ふたりの話に耳を傾けていた老婆も、今の今まで忘れていた自分がしでかした凶行が、ふと目の前に立ち現れ愕然とした。
「ああ、私はただただ、あの子を救いたい一心だったのに」
老婆はその昔、仕えていた主(あるじ)の幼子の病を癒やすため、妙薬を求め旅をしていた。

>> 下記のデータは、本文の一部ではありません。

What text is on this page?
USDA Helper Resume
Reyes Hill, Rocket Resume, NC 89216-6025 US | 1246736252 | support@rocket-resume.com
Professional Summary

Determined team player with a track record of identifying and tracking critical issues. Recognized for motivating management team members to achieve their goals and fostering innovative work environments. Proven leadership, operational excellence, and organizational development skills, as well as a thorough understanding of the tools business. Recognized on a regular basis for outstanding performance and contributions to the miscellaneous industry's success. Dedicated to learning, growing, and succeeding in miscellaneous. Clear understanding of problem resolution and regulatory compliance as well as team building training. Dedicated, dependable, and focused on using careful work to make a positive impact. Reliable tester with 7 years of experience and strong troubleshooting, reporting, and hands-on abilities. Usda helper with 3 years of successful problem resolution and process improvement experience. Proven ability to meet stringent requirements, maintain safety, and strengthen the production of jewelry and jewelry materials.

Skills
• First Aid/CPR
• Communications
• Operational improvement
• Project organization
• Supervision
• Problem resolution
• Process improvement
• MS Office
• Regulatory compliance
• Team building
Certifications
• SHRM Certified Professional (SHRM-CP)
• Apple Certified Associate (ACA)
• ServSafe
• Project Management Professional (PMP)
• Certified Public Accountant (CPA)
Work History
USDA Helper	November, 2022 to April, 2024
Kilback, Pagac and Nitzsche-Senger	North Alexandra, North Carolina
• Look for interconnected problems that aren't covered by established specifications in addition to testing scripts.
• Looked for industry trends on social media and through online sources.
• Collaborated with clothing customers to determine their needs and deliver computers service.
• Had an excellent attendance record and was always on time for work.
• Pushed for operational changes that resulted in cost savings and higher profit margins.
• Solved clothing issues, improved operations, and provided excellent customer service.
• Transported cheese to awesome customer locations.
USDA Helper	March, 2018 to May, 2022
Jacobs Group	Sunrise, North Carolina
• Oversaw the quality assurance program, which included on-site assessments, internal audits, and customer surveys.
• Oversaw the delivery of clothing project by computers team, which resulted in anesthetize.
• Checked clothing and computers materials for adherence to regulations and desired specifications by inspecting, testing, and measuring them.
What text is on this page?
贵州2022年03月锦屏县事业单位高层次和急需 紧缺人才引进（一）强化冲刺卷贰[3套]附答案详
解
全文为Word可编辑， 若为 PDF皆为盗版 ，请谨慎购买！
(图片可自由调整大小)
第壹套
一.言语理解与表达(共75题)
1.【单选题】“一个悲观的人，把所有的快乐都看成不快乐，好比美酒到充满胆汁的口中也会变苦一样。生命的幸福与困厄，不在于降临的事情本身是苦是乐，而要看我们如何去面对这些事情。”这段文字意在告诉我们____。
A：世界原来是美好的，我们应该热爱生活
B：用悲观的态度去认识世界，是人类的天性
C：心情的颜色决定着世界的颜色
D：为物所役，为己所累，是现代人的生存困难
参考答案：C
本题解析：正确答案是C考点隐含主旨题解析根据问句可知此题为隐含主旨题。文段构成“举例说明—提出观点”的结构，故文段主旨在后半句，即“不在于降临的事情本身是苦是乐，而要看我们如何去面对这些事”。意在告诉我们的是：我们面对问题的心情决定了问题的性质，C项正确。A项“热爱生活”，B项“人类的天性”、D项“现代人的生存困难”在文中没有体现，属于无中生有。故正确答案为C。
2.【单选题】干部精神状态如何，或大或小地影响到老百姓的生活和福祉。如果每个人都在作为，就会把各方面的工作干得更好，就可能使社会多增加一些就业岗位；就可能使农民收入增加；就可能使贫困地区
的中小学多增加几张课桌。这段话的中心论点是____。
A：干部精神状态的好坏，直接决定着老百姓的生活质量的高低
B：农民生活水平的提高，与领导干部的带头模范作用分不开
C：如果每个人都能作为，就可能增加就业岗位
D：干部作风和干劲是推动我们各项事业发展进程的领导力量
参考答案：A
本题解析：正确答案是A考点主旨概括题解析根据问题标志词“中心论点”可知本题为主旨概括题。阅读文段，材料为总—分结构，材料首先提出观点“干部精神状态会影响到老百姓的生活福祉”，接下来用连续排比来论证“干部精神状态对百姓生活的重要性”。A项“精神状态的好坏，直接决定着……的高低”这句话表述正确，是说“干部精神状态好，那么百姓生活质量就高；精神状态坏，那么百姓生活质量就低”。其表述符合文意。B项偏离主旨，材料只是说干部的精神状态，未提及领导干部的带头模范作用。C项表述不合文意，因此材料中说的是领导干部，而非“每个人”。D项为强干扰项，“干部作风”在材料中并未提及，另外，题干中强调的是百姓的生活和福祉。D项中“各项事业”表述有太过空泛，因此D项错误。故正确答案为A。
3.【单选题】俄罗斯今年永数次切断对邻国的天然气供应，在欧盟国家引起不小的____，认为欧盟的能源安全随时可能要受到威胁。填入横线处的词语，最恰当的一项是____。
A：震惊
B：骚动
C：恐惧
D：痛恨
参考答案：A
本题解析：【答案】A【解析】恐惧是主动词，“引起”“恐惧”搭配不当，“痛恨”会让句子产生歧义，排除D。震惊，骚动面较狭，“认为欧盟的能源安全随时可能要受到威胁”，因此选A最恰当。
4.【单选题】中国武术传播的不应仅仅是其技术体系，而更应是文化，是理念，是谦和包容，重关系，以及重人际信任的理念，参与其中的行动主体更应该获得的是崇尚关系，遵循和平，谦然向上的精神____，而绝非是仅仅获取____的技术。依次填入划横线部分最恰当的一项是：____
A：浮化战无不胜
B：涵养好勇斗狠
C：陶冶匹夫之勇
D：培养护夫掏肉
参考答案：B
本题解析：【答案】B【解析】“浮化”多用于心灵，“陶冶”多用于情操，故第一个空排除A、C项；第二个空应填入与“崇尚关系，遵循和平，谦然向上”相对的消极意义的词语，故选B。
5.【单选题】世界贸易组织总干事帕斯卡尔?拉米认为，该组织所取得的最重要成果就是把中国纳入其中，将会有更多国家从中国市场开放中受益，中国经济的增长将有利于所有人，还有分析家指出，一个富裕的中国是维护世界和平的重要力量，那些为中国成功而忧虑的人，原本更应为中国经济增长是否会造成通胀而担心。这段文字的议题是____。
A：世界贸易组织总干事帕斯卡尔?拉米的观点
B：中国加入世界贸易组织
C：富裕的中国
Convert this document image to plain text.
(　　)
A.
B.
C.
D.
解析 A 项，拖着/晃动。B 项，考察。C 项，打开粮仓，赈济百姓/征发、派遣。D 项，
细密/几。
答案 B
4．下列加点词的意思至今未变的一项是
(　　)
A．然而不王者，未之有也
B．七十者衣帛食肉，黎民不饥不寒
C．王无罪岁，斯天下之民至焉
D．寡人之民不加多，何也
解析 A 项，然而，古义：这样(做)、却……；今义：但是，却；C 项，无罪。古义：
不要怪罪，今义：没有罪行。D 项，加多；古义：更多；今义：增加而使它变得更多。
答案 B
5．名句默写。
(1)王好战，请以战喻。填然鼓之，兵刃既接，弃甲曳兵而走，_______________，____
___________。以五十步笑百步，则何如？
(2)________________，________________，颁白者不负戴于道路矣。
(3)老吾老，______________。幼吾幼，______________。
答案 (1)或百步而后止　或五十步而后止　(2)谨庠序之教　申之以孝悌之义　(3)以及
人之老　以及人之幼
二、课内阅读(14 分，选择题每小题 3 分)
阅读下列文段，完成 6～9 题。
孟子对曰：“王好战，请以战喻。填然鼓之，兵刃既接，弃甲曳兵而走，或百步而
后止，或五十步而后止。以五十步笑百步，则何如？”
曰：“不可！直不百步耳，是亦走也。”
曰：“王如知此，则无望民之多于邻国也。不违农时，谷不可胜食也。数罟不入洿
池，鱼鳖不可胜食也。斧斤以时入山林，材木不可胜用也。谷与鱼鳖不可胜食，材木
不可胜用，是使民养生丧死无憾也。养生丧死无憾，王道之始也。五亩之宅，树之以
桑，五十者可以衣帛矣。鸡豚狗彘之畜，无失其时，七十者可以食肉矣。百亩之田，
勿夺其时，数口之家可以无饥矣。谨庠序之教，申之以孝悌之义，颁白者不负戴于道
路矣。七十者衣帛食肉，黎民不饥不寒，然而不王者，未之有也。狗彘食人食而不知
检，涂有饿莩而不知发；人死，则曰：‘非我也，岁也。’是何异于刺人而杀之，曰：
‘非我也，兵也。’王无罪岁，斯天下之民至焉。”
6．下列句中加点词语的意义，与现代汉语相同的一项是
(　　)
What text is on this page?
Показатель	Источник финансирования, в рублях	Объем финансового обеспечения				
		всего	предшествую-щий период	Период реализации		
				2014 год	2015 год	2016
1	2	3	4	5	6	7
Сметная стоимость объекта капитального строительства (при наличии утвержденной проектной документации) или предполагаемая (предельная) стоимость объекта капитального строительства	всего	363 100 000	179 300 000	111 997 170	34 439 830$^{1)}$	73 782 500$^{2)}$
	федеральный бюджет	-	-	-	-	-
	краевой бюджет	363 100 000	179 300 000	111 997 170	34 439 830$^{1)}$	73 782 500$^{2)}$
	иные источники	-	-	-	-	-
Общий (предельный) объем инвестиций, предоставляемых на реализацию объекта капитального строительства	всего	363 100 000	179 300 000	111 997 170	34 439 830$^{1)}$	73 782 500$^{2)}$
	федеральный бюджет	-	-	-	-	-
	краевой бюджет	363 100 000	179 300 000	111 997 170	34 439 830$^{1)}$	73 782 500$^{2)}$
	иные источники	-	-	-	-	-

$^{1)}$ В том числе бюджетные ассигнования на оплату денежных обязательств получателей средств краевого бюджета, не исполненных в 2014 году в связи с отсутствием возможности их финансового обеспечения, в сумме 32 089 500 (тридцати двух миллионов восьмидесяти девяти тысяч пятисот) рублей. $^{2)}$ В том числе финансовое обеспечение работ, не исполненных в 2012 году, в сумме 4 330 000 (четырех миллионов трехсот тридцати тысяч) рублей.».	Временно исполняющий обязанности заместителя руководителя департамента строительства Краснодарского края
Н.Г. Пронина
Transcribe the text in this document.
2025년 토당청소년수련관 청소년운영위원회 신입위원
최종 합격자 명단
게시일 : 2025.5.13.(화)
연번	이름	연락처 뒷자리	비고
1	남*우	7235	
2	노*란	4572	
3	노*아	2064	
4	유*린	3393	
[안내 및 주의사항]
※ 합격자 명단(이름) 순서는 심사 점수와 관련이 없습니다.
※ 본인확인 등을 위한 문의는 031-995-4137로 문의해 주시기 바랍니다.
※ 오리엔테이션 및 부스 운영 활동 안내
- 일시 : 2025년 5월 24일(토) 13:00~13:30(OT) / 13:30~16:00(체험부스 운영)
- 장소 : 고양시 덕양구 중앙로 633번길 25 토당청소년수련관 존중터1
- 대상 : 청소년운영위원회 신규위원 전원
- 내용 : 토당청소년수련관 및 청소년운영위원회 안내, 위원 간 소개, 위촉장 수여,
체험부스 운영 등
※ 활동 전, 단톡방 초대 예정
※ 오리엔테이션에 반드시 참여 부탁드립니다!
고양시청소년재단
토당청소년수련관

そうして辿り着いたのがこの地の果てだった。妙薬が人の肝だと知ると、そのために幾人もの旅人を手に掛け、だがその全てが徒労に終わった。
「ふうっ」と老婆は大きなため息を吐いた。
生きながら鬼になった女たち。
かなわぬ恋の行く末に、身を滅ぼすとわかっていながらその道を選んだ女、抑圧されていた嫉妬心が膨れ上がり自己を見失った女、しでかした凶行に恐れ慄き己の姿を浅ましいと嘆く女。
だが、鬼となったことを女たちは決して悔やんではいなかった。
「それもまた人というもの」
呟いたのは、はたして誰だったのか。